Progress in the field is turbocharged. Today’s smartphones trounce the supercomputers of the 1990s. A similar progression has occurred in the latter area. China’s Sunway TaihuLight, which topped the list in 2016 and is now relegated to fourth position, does not have even a quarter of the power of Japan’s Fugaku. The latter is 2.8 times as fast as the IBM-built Summit it usurped.

Yet the new machines under construction will dwarf even these speeds. Exascale computers are capable of doing a billion billion calculations a second — one exaflop. Design News puts it this way: to input 1+1+1 into your calculator once per second, without pausing to eat or sleep will take 31.7tn years. For the exascale computer it needs but one second. America’s Aurora, scheduled to arrive next year, targets a speed of 1.5 exaflops.

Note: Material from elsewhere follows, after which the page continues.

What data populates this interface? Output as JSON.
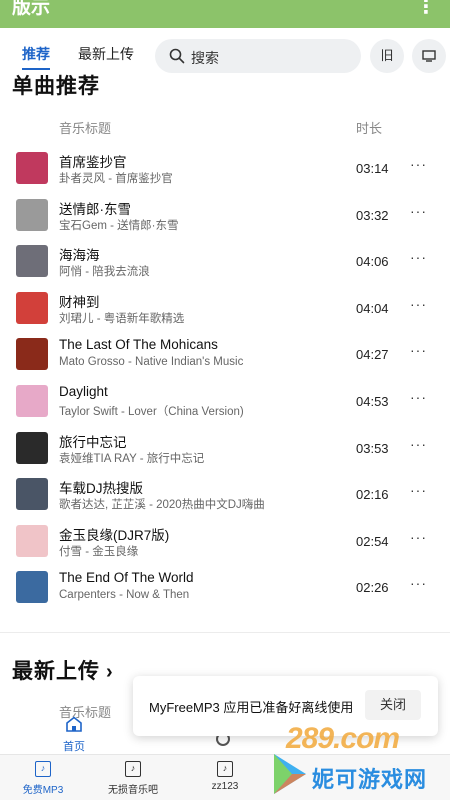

All these mega computers are essentially a bunch of linked processors, 36,000 in Summit’s case. Big, energy-guzzling kit is expensive and as such they are usually collaborations between governments, university labs and the private sector. Washington is backing its three exascale computers to the tune of $1.8bn. Fugaku is itself a joint development by Japan’s Riken, a publicly funded research institute, and local computer specialist Fujitsu.

That support is serendipitous since lofty aims and bragging rights have proven easier to come by than actual profits from the manufacturing itself. In the mid-1990s Cray, the grandfather of supercomputers, was forced to file for bankruptcy. Its later iteration posted net losses in each of the almost three years before it was purchased by HPE, Hewlett-Packard’s enterprise technology division, in 2019. Genius does not come easy, even for those in the field of supercomputers.